- Bijlipur Location in Punjab, India Bijlipur Bijlipur (India)
- Coordinates: 30°50′31″N 76°06′43″E﻿ / ﻿30.842°N 76.112°E
- Country: India
- State: Punjab
- District: Ludhiana

Languages
- • Official: Punjabi
- • Regional: Punjabi
- Time zone: UTC+5:30 (IST)
- Nearest city: Samrala

= Bijlipur, Punjab =

Bijlipur is a noted village located in the Ludhiana district of Punjab, India. It's known for having the highest sex ratio in Punjab and was also mentioned on the Canadian radio channels for the same. The number of females is nearly double that of the males.

== Geography ==

The village is approximately centered at and located near Samrala (8 km).
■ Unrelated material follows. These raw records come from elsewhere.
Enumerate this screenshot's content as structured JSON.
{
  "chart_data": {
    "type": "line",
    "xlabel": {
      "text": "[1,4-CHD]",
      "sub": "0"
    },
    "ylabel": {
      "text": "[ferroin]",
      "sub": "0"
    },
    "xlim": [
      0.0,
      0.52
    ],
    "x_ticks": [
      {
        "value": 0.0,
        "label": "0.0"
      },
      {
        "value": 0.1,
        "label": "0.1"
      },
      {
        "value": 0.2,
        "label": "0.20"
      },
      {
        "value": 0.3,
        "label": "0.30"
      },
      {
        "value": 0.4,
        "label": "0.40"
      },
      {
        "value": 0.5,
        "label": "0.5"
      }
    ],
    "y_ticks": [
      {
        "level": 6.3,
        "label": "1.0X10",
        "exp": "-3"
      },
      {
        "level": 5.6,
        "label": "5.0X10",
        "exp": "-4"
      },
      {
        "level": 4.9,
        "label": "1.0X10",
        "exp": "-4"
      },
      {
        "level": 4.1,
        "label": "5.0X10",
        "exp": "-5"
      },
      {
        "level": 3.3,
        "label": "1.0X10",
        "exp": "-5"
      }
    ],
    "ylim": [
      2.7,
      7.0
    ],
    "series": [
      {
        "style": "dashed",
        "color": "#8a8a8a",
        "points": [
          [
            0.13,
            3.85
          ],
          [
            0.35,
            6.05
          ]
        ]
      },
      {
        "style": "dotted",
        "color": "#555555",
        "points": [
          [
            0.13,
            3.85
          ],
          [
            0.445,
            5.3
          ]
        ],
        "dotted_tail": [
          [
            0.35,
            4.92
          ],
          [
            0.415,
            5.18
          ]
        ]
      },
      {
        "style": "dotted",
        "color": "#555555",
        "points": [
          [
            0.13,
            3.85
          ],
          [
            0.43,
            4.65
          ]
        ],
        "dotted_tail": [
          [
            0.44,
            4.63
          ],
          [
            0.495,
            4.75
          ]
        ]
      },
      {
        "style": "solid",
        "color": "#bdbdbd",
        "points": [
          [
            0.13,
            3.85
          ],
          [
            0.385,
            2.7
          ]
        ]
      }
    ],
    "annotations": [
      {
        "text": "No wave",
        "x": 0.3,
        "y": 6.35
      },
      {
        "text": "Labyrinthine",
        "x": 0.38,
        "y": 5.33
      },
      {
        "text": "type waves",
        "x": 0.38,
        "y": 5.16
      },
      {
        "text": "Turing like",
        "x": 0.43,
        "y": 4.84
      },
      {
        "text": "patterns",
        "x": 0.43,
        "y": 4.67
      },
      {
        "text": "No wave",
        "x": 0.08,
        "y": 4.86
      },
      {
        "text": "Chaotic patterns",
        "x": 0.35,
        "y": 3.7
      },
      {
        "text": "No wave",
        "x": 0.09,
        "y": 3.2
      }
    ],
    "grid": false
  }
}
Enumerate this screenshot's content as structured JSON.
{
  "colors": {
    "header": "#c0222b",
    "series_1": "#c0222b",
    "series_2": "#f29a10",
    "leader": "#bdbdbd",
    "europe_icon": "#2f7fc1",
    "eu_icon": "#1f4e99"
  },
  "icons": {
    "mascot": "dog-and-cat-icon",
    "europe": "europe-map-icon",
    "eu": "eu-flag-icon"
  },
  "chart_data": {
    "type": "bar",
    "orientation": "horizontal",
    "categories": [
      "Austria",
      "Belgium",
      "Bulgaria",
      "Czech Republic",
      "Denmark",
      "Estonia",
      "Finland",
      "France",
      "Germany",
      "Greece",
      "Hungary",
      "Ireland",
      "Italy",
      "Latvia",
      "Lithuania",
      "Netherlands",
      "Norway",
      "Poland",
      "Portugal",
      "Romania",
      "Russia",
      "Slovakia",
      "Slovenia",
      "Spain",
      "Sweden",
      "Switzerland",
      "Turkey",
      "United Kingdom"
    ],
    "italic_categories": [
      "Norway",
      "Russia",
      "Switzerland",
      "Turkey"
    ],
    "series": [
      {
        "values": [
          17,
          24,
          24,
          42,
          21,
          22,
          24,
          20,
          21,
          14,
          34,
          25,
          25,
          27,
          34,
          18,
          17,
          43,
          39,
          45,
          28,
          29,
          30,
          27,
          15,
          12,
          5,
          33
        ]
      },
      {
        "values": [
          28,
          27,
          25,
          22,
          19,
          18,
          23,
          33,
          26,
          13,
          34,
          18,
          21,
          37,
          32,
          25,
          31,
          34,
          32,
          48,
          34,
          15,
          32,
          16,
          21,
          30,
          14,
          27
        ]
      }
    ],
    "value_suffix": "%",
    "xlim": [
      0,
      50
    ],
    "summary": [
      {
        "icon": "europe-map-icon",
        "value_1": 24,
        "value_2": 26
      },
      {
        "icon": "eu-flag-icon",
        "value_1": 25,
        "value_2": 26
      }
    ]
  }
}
Kubba, Ghulal, Neelon Kalan and Neelon Khurd are the surrounding villages. 9 km from Doraha

== History ==

The village is named after a woman named BIJLEE, who was born in Village Lall Kalan(the neighbouring village) and was married in Sahaulli, in Ludhiana District. The parents having BIJLEE, their only daughter, gave all their own land to their son-in-law, who built a new village BIJLI PUR, named after his wife, BIJLEE

== Culture ==

Punjabi is the mother tongue as well as the official language here.

=== Religion ===

The people are mostly Sikhs, followers of Sikhism.

== Education ==

There is a primary school with girls making up more than 50% of the student body.